Echo burning. A Jack Reacher Novel. Lee Child

She accelerated down the grade and the Cadillac’s own dust swirled and hung behind it. The landscape was so vast that speed seemed slowed to absurdity. Reacher figured the bus might be a half hour from the crossroads, and the Cadillac was traveling twice as fast, so they should catch it inside fifteen minutes, even though the elevation and the clear desert air made it look close enough to reach out and touch, like a child’s toy on the floor of a room. “It’s good of you to be coming,” she said. “Thank you. I mean it.” “No hay de que, senorita,” he said. “So you do know more than a few words.”

He shrugged. “There were a lot of Spanish-speaking people in the army. Most of the new generation, in fact. Some of the best of them.” “Like baseball,” she said. “Yes,” he said. “Like baseball.”

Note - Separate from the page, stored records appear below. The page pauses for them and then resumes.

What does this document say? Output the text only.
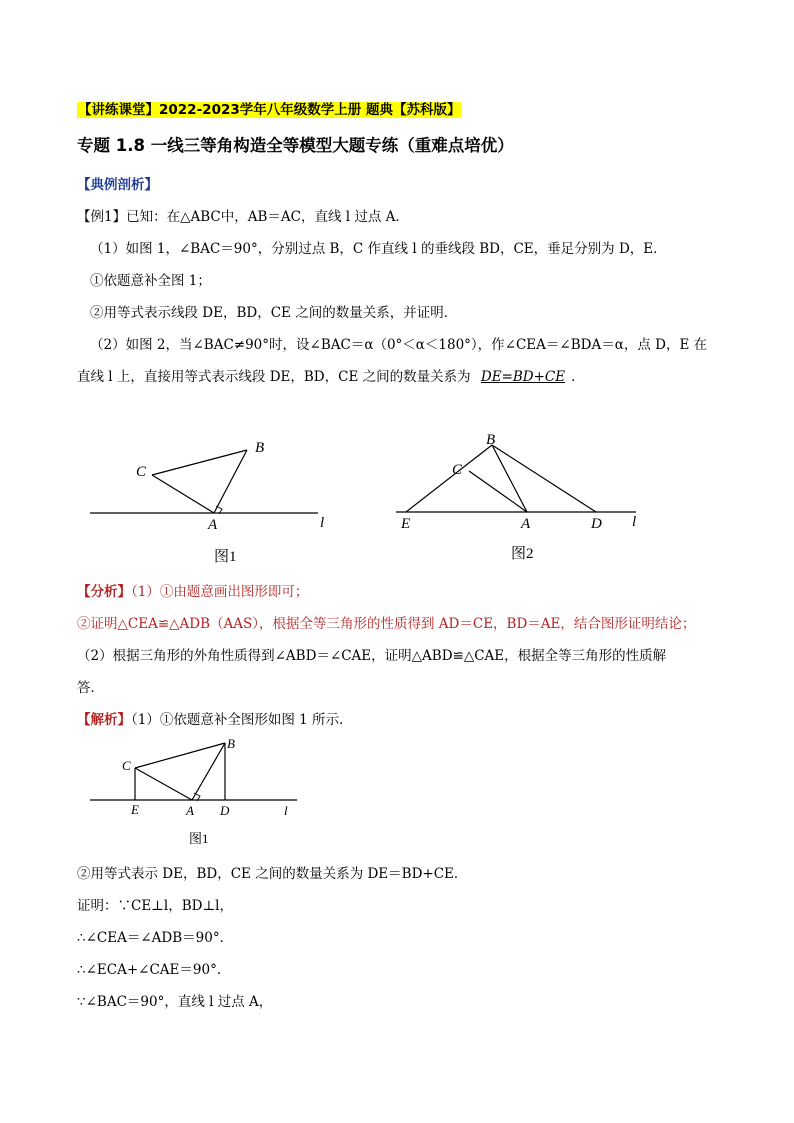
【讲练课堂】2022-2023学年八年级数学上册 题典【苏科版】
专题 1.8 一线三等角构造全等模型大题专练（重难点培优）
【典例剖析】
【例1】已知：在△ABC中，AB＝AC，直线 l 过点 A．
（1）如图 1，∠BAC＝90°，分别过点 B，C 作直线 l 的垂线段 BD，CE，垂足分别为 D，E．
①依题意补全图 1；
②用等式表示线段 DE，BD，CE 之间的数量关系，并证明．
（2）如图 2，当∠BAC≠90°时，设∠BAC＝α（0°＜α＜180°），作∠CEA＝∠BDA＝α，点 D，E 在
直线 l 上，直接用等式表示线段 DE，BD，CE 之间的数量关系为 DE=BD+CE ．
B
C
A	l
图1
B
C
E	A	D l
图2
【分析】（1）①由题意画出图形即可；
②证明△CEA≌△ADB（AAS），根据全等三角形的性质得到 AD＝CE，BD＝AE，结合图形证明结论；
（2）根据三角形的外角性质得到∠ABD＝∠CAE，证明△ABD≌△CAE，根据全等三角形的性质解
答．
【解析】（1）①依题意补全图形如图 1 所示．
B
C
E	A D	l
图1
②用等式表示 DE，BD，CE 之间的数量关系为 DE＝BD+CE．
证明：∵CE⊥l，BD⊥l，
∴∠CEA＝∠ADB＝90°．
∴∠ECA+∠CAE＝90°．
∵∠BAC＝90°，直线 l 过点 A，
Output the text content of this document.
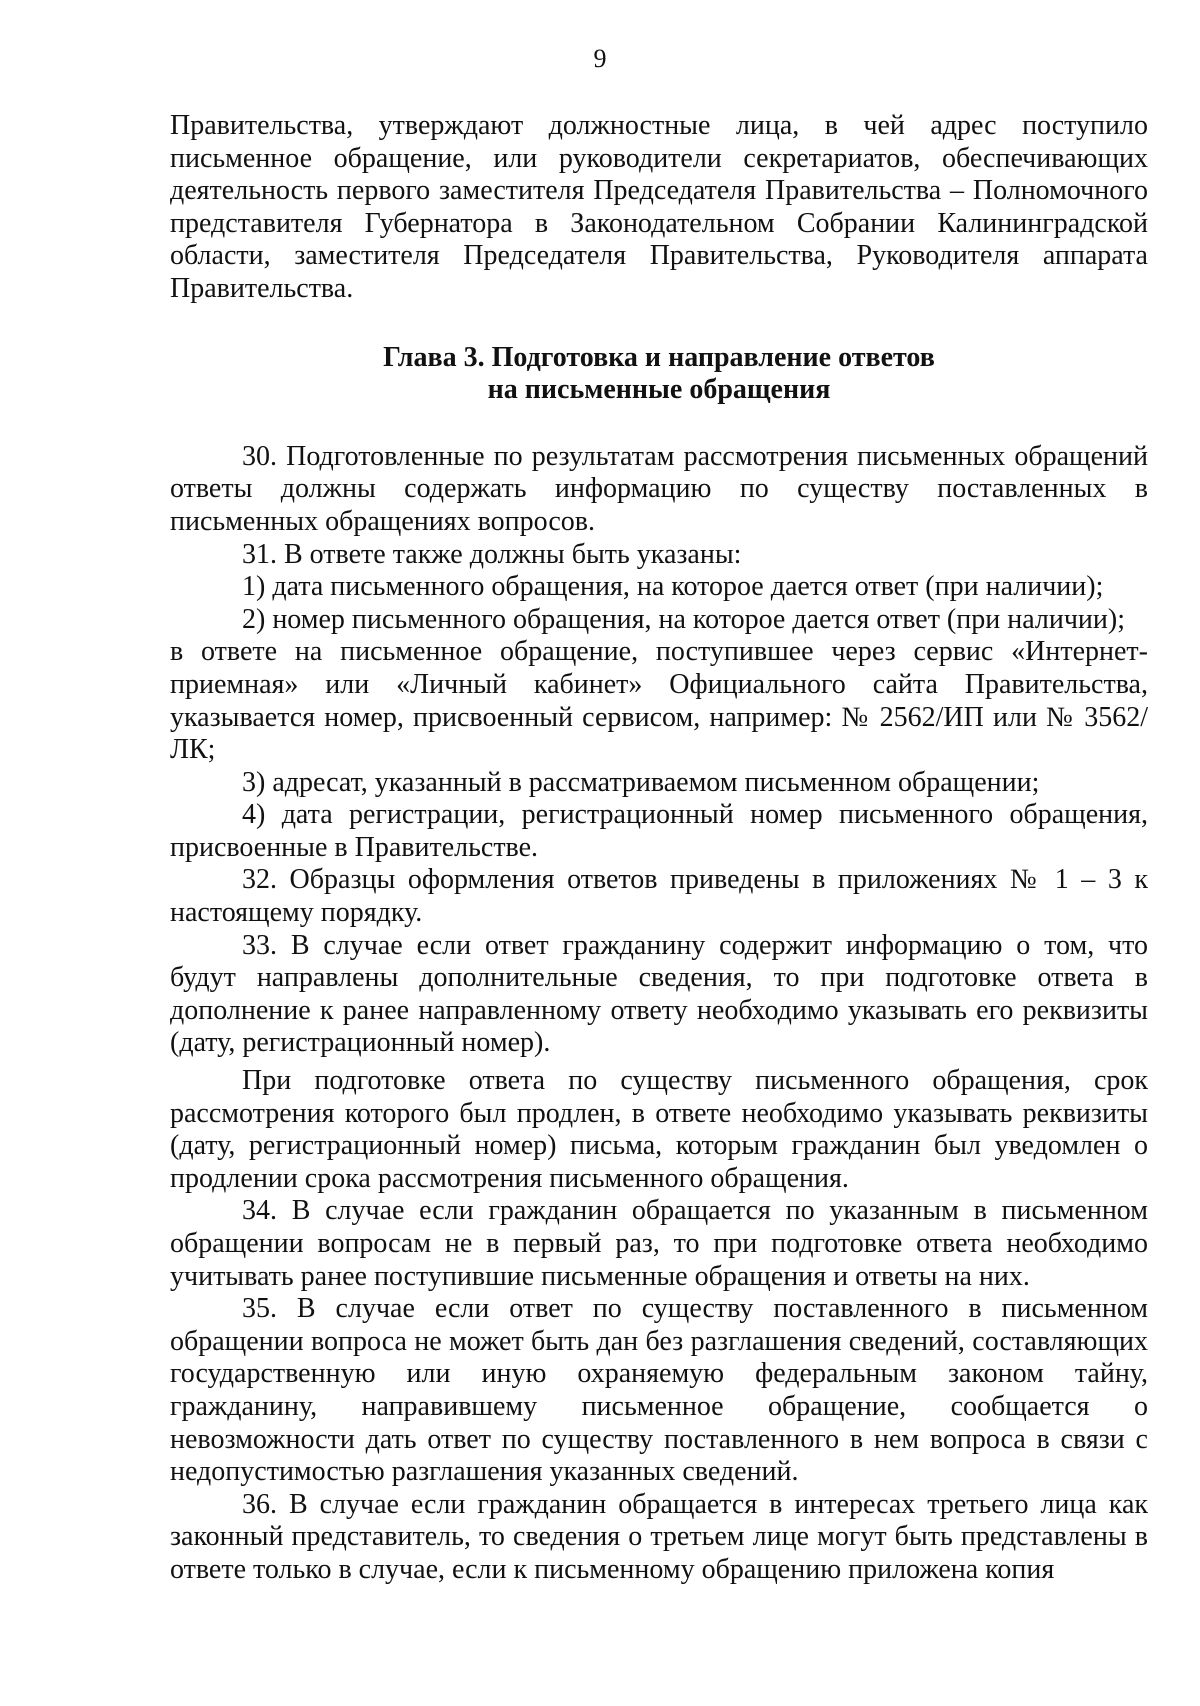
9

Правительства, утверждают должностные лица, в чей адрес поступило письменное обращение, или руководители секретариатов, обеспечивающих деятельность первого заместителя Председателя Правительства – Полномочного представителя Губернатора в Законодательном Собрании Калининградской области, заместителя Председателя Правительства, Руководителя аппарата Правительства.

Глава 3. Подготовка и направление ответов
на письменные обращения

30. Подготовленные по результатам рассмотрения письменных обращений ответы должны содержать информацию по существу поставленных в письменных обращениях вопросов.

31. В ответе также должны быть указаны:

1) дата письменного обращения, на которое дается ответ (при наличии);

2) номер письменного обращения, на которое дается ответ (при наличии);

в ответе на письменное обращение, поступившее через сервис «Интернет-приемная» или «Личный кабинет» Официального сайта Правительства, указывается номер, присвоенный сервисом, например: № 2562/ИП или № 3562/ЛК;

3) адресат, указанный в рассматриваемом письменном обращении;

4) дата регистрации, регистрационный номер письменного обращения, присвоенные в Правительстве.

32. Образцы оформления ответов приведены в приложениях № 1 – 3 к настоящему порядку.

33. В случае если ответ гражданину содержит информацию о том, что будут направлены дополнительные сведения, то при подготовке ответа в дополнение к ранее направленному ответу необходимо указывать его реквизиты (дату, регистрационный номер).

При подготовке ответа по существу письменного обращения, срок рассмотрения которого был продлен, в ответе необходимо указывать реквизиты (дату, регистрационный номер) письма, которым гражданин был уведомлен о продлении срока рассмотрения письменного обращения.

34. В случае если гражданин обращается по указанным в письменном обращении вопросам не в первый раз, то при подготовке ответа необходимо учитывать ранее поступившие письменные обращения и ответы на них.

35. В случае если ответ по существу поставленного в письменном обращении вопроса не может быть дан без разглашения сведений, составляющих государственную или иную охраняемую федеральным законом тайну, гражданину, направившему письменное обращение, сообщается о невозможности дать ответ по существу поставленного в нем вопроса в связи с недопустимостью разглашения указанных сведений.

36. В случае если гражданин обращается в интересах третьего лица как законный представитель, то сведения о третьем лице могут быть представлены в ответе только в случае, если к письменному обращению приложена копия
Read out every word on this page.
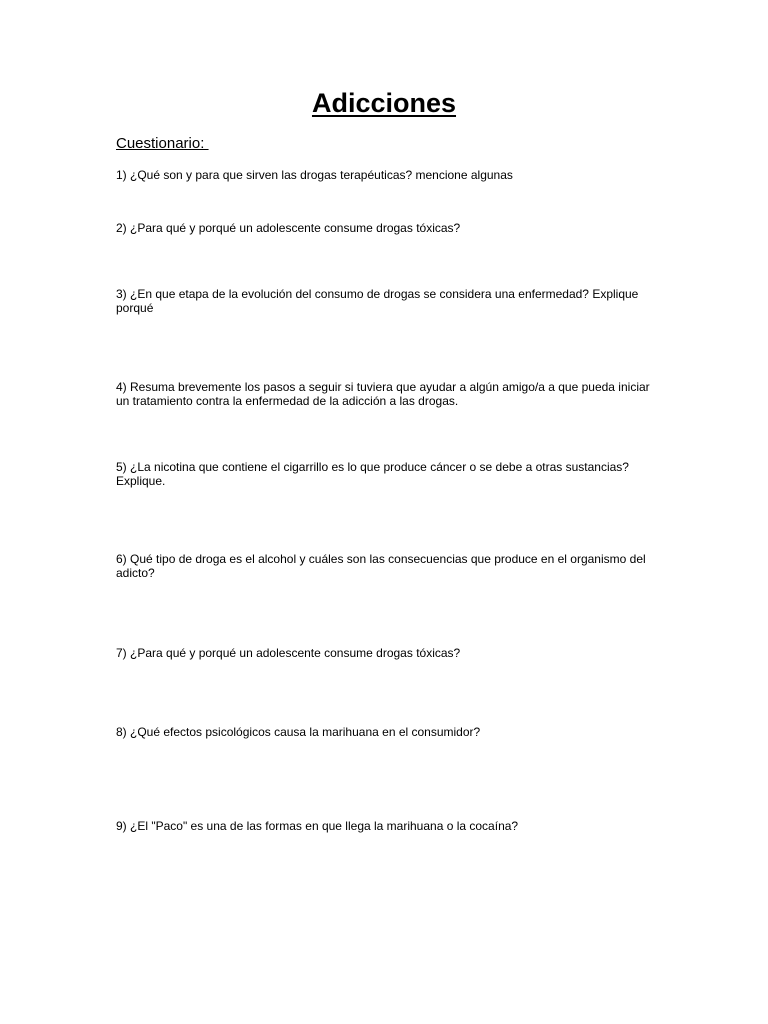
Adicciones

Cuestionario:

1) ¿Qué son y para que sirven las drogas terapéuticas? mencione algunas

2) ¿Para qué y porqué un adolescente consume drogas tóxicas?

3) ¿En que etapa de la evolución del consumo de drogas se considera una enfermedad? Explique porqué

4) Resuma brevemente los pasos a seguir si tuviera que ayudar a algún amigo/a a que pueda iniciar un tratamiento contra la enfermedad de la adicción a las drogas.

5) ¿La nicotina que contiene el cigarrillo es lo que produce cáncer o se debe a otras sustancias? Explique.

6) Qué tipo de droga es el alcohol y cuáles son las consecuencias que produce en el organismo del adicto?

7) ¿Para qué y porqué un adolescente consume drogas tóxicas?

8) ¿Qué efectos psicológicos causa la marihuana en el consumidor?

9) ¿El "Paco" es una de las formas en que llega la marihuana o la cocaína?
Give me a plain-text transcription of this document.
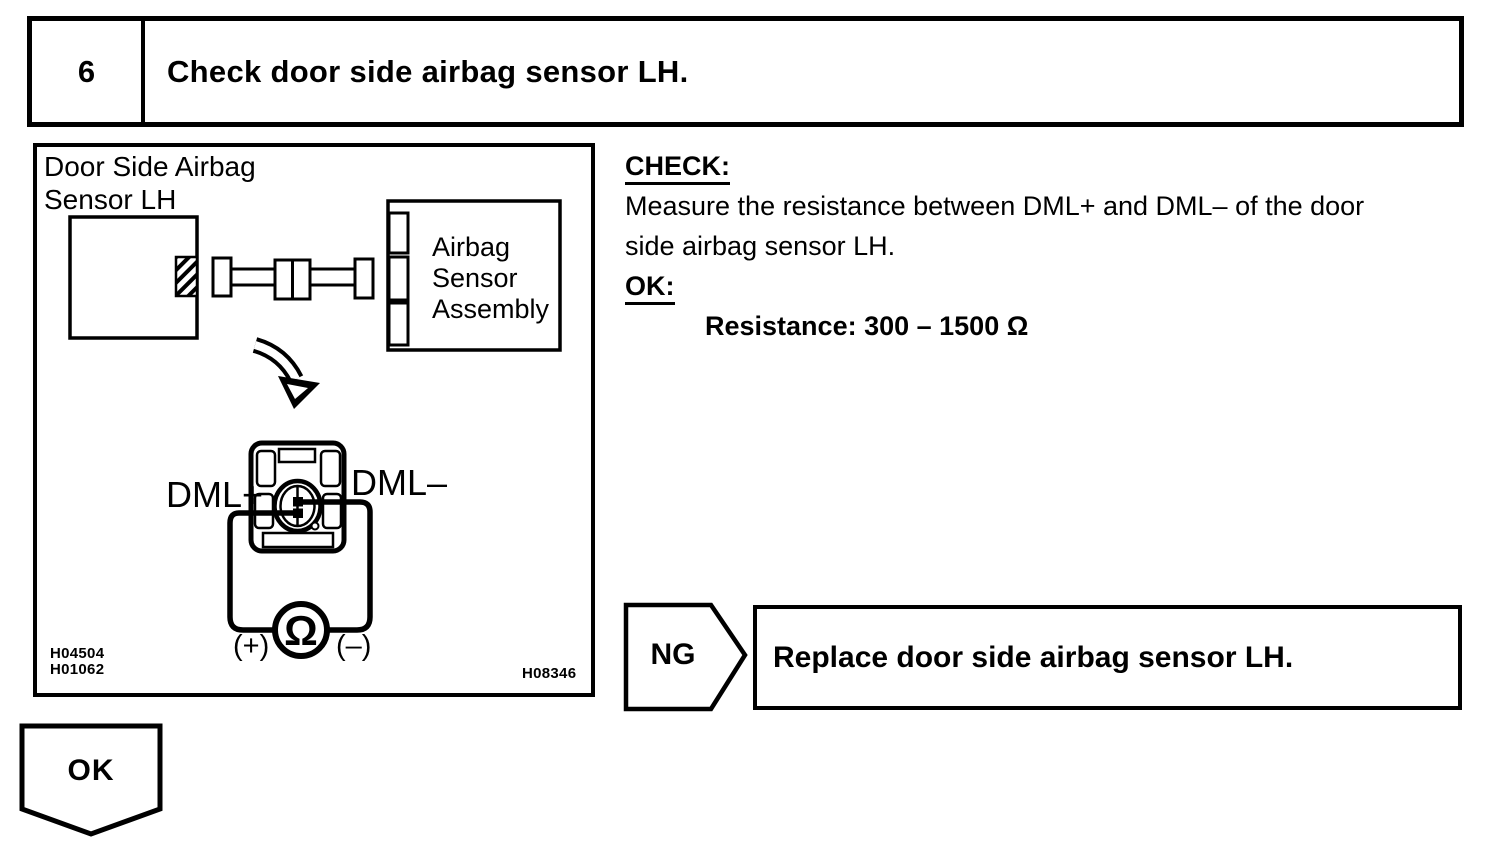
6 Check door side airbag sensor LH.
Door Side Airbag
Sensor LH
Airbag
Sensor
Assembly
DML+ DML–
(+) (–)
Ω
H04504
H01062	H08346
CHECK:
Measure the resistance between DML+ and DML– of the door
side airbag sensor LH.
OK:
Resistance: 300 – 1500 Ω
NG	Replace door side airbag sensor LH.
OK
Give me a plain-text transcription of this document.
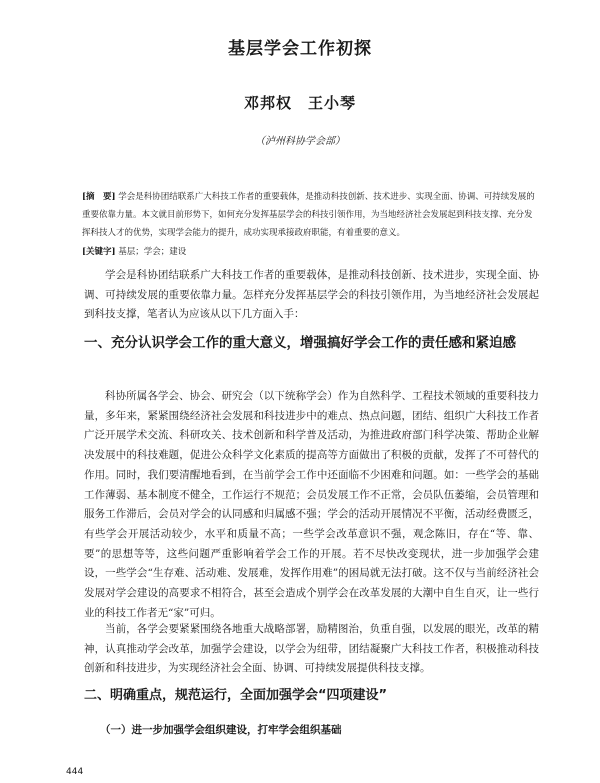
基层学会工作初探
邓邦权　王小琴
（泸州科协学会部）
[摘　要] 学会是科协团结联系广大科技工作者的重要载体，是推动科技创新、技术进步、实现全面、协调、可持续发展的重要依靠力量。本文就目前形势下，如何充分发挥基层学会的科技引领作用，为当地经济社会发展起到科技支撑、充分发挥科技人才的优势，实现学会能力的提升，成功实现承接政府职能，有着重要的意义。
[关键字] 基层；学会；建设
学会是科协团结联系广大科技工作者的重要载体，是推动科技创新、技术进步，实现全面、协调、可持续发展的重要依靠力量。怎样充分发挥基层学会的科技引领作用，为当地经济社会发展起到科技支撑，笔者认为应该从以下几方面入手：
一、充分认识学会工作的重大意义，增强搞好学会工作的责任感和紧迫感
科协所属各学会、协会、研究会（以下统称学会）作为自然科学、工程技术领域的重要科技力量，多年来，紧紧围绕经济社会发展和科技进步中的难点、热点问题，团结、组织广大科技工作者广泛开展学术交流、科研攻关、技术创新和科学普及活动，为推进政府部门科学决策、帮助企业解决发展中的科技难题，促进公众科学文化素质的提高等方面做出了积极的贡献，发挥了不可替代的作用。同时，我们要清醒地看到，在当前学会工作中还面临不少困难和问题。如：一些学会的基础工作薄弱、基本制度不健全，工作运行不规范；会员发展工作不正常，会员队伍萎缩，会员管理和服务工作滞后，会员对学会的认同感和归属感不强；学会的活动开展情况不平衡，活动经费匮乏，有些学会开展活动较少，水平和质量不高；一些学会改革意识不强，观念陈旧，存在“等、靠、要”的思想等等，这些问题严重影响着学会工作的开展。若不尽快改变现状，进一步加强学会建设，一些学会“生存难、活动难、发展难，发挥作用难”的困局就无法打破。这不仅与当前经济社会发展对学会建设的高要求不相符合，甚至会造成个别学会在改革发展的大潮中自生自灭，让一些行业的科技工作者无“家”可归。
当前，各学会要紧紧围绕各地重大战略部署，励精图治，负重自强，以发展的眼光，改革的精神，认真推动学会改革，加强学会建设，以学会为纽带，团结凝聚广大科技工作者，积极推动科技创新和科技进步，为实现经济社会全面、协调、可持续发展提供科技支撑。
二、明确重点，规范运行，全面加强学会“四项建设”
（一）进一步加强学会组织建设，打牢学会组织基础
444
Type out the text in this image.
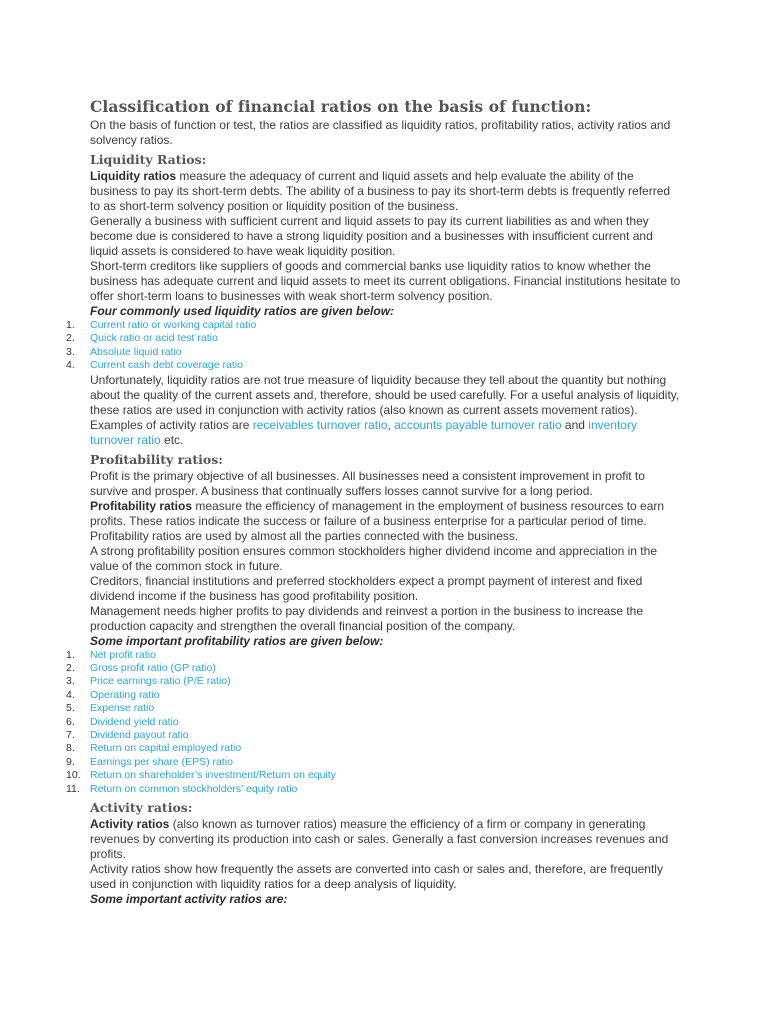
Classification of financial ratios on the basis of function:

On the basis of function or test, the ratios are classified as liquidity ratios, profitability ratios, activity ratios and solvency ratios.

Liquidity Ratios:

Liquidity ratios measure the adequacy of current and liquid assets and help evaluate the ability of the business to pay its short-term debts. The ability of a business to pay its short-term debts is frequently referred to as short-term solvency position or liquidity position of the business.

Generally a business with sufficient current and liquid assets to pay its current liabilities as and when they become due is considered to have a strong liquidity position and a businesses with insufficient current and liquid assets is considered to have weak liquidity position.

Short-term creditors like suppliers of goods and commercial banks use liquidity ratios to know whether the business has adequate current and liquid assets to meet its current obligations. Financial institutions hesitate to offer short-term loans to businesses with weak short-term solvency position.

Four commonly used liquidity ratios are given below:

1.	Current ratio or working capital ratio
2.	Quick ratio or acid test ratio
3.	Absolute liquid ratio
4.	Current cash debt coverage ratio

Unfortunately, liquidity ratios are not true measure of liquidity because they tell about the quantity but nothing about the quality of the current assets and, therefore, should be used carefully. For a useful analysis of liquidity, these ratios are used in conjunction with activity ratios (also known as current assets movement ratios). Examples of activity ratios are receivables turnover ratio, accounts payable turnover ratio and inventory turnover ratio etc.

Profitability ratios:

Profit is the primary objective of all businesses. All businesses need a consistent improvement in profit to survive and prosper. A business that continually suffers losses cannot survive for a long period.

Profitability ratios measure the efficiency of management in the employment of business resources to earn profits. These ratios indicate the success or failure of a business enterprise for a particular period of time.

Profitability ratios are used by almost all the parties connected with the business.

A strong profitability position ensures common stockholders higher dividend income and appreciation in the value of the common stock in future.

Creditors, financial institutions and preferred stockholders expect a prompt payment of interest and fixed dividend income if the business has good profitability position.

Management needs higher profits to pay dividends and reinvest a portion in the business to increase the production capacity and strengthen the overall financial position of the company.

Some important profitability ratios are given below:

1.	Net profit ratio
2.	Gross profit ratio (GP ratio)
3.	Price earnings ratio (P/E ratio)
4.	Operating ratio
5.	Expense ratio
6.	Dividend yield ratio
7.	Dividend payout ratio
8.	Return on capital employed ratio
9.	Earnings per share (EPS) ratio
10. Return on shareholder’s investment/Return on equity
11. Return on common stockholders’ equity ratio
Activity ratios:

Activity ratios (also known as turnover ratios) measure the efficiency of a firm or company in generating revenues by converting its production into cash or sales. Generally a fast conversion increases revenues and profits.

Activity ratios show how frequently the assets are converted into cash or sales and, therefore, are frequently used in conjunction with liquidity ratios for a deep analysis of liquidity.

Some important activity ratios are:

“But you should call me senora. Senorita makes me too happy.” She accelerated again when the road leveled out and about a mile before they caught up with the bus she swung out into the wrong lane, ready to pass it. Safe enough, he figured. The chances of meeting oncoming traffic in that part of the world were worse than winning the lottery. She reeled in the bus and pulled through the cone of dust and blasted past and stayed on the left for another mile. Then she eased back right and five minutes later they were slowing as they approached the crossroads.

From ground level the hamlet looked ragged and defeated, the way small places do under the heat of the sun. There were lots partially overrun with dry thorny weeds, delineated with raw block walls, commercially zoned but never developed. There was a diner on the right on the northwest corner, nothing more than a long, low shack made of wood with all the color baked right out of it. Diagonally opposite was the school, a one-room building like something out of a history book. The beginnings of rural education. Opposite that on the southwest corner was a gas station with two pumps and a small yard filled with stalled cars behind it. Diagonally opposite the gas station and across the road from the school the northeast corner was an empty lot, with concrete blocks spilled randomly across it, like an optimistic new venture had been planned and then abandoned, maybe while LBJ was still in office. There were four other buildings, all one story, all plain concrete, all set back with thin rough driveways leading to them from the road. Houses, Reacher guessed. Their yards were littered with junk, children’s bikes and tired automobiles on blocks and old living room furniture. The yards were baked dry and hard and had low chicken-wire fences around them, maybe to keep the big snakes out.

The crossroads itself had no stop signs, just thick lines on the blacktop, melted in the heat. Carmen drove straight through and past the school and U-turned across the full width of the road, bumping down into shallow drainage ditches on both shoulders. She came back and stopped with the school gate close to Reacher’s window. The school yard was ringed by a wire hurricane fence like a dog pound, and the gate was an inexact hinged rectangle made of galvanized tubing and faced with the same wire.

She stared past him at the school door. The bus came laboring down from the north and stopped on its own side of the road, parallel to the Cadillac, facing the other direction. The schoolhouse door opened and a woman stepped out. She moved slow and looked tired. The teacher, Reacher guessed, ready to end her day. She saw the bus and waved to the children. They spilled out in a long stream. Seventeen of them, nine girls and eight boys, he counted. Ellie Greer was seventh in line. She was wearing a blue dress. She looked damp and hot. He recognized her from her photograph and by the way Carmen moved beside him. He heard her catch her breath and scrabble for the door handle.

She skipped around the hood and met her daughter outside the car on the beaten earth strip that passed for a sidewalk. She scooped her up in a wild hug. Spun her around and around. Her little feet windmilled outward and her blue lunch box swung and hit her mother on the back. Reacher could see the child laughing and tears in Carmen’s eyes. They came back around the rear of the car clutched tight together. Carmen opened the door and Ellie scrambled straight into the driver’s seat and stopped dead when she saw him. She went instantly silent and her eyes went wide.